It hasn't always behaved this way, but nowadays I get this inconsistent behaviour. Bind mounts don't copy existing mounts (unless you use --rbind), but new mounts (and unmounts) get copied automatically. It seems like a bug. What causes this?
# mount --bind / /mnt/tmp
# mount | grep /mnt
/dev/mapper/fedora-root on /mnt/tmp type ext4 (rw,relatime,seclabel,data=ordered)
# mount /var/lib/docker
# mount | grep mnt
/dev/mapper/fedora-root on /mnt/tmp type ext4 (rw,relatime,seclabel,data=ordered)
/dev/mapper/fedora-docker on /mnt/tmp/var/lib/docker type ext4 (rw,relatime,seclabel,data=ordered)
This happens on Fedora Workstation 23. I believe Debian 8 is also affected.

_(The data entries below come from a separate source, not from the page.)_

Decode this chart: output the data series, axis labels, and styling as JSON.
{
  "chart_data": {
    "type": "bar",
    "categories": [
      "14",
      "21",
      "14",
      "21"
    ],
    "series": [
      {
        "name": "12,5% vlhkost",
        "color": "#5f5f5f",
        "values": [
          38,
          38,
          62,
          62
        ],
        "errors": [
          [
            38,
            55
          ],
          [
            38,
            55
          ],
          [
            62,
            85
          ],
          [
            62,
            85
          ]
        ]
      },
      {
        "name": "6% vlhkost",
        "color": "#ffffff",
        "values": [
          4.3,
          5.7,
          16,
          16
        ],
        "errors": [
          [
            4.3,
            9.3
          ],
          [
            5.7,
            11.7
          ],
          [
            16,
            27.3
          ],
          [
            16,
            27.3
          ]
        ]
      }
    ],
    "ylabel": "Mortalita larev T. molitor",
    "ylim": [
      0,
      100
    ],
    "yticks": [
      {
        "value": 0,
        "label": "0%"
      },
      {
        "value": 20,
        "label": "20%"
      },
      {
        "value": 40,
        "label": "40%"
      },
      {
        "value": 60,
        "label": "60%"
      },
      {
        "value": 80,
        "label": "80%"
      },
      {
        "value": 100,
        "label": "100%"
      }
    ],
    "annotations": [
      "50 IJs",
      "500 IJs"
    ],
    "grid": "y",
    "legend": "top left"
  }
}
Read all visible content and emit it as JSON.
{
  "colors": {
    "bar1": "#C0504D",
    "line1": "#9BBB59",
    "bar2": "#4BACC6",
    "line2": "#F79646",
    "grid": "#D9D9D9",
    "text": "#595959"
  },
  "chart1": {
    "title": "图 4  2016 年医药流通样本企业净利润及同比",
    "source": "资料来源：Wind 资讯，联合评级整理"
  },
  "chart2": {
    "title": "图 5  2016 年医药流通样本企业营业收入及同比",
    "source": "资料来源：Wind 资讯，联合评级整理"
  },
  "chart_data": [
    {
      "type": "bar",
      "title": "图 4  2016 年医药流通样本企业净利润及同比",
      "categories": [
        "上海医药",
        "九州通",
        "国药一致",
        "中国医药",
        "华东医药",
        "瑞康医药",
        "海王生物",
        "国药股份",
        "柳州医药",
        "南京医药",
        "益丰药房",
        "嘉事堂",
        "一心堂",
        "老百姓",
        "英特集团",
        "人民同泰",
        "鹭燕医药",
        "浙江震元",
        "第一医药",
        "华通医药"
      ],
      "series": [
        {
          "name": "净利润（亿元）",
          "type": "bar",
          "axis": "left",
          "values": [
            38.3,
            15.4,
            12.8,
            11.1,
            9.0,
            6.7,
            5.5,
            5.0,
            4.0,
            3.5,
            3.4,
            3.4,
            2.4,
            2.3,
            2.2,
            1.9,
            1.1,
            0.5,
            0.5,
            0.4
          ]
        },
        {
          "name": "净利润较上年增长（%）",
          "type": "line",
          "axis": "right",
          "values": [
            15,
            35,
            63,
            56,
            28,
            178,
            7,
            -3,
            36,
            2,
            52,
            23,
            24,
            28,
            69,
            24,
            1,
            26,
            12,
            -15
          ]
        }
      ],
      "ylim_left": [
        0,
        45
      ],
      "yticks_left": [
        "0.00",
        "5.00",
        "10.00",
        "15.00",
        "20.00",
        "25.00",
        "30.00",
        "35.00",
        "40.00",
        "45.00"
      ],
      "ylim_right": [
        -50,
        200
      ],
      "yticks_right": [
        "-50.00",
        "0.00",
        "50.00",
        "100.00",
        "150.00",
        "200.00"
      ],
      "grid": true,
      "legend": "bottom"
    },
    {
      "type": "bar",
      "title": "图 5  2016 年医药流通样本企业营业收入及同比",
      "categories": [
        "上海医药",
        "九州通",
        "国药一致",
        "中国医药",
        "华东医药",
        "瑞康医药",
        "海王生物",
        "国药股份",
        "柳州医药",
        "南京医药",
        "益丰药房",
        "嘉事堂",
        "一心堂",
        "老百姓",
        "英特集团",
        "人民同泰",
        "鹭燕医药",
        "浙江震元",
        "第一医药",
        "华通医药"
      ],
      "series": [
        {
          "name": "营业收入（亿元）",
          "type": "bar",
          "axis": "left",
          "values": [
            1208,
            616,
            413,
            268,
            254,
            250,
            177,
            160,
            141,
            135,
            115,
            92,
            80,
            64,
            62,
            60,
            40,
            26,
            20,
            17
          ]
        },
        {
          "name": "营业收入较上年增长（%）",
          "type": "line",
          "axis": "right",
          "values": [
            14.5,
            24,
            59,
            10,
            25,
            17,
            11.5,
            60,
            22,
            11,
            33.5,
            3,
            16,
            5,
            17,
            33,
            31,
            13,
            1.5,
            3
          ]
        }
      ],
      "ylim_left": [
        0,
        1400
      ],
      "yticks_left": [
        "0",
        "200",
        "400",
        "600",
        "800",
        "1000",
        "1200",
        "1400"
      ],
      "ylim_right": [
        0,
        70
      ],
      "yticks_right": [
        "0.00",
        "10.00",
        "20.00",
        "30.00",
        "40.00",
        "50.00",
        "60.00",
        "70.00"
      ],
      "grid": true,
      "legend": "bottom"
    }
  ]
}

It doesn't happen if I boot bash with no other processes, i.e. init=/bin/bash. So it doesn't seem to be inherent to the Linux kernel.
It's annoying because this used to be the simplest way to move files from the root filesystem into a new mount point. It would be particularly convenient with SELinux (at least if you use cp?), because the files would be labeled automatically, avoiding the need for restorecon or the like.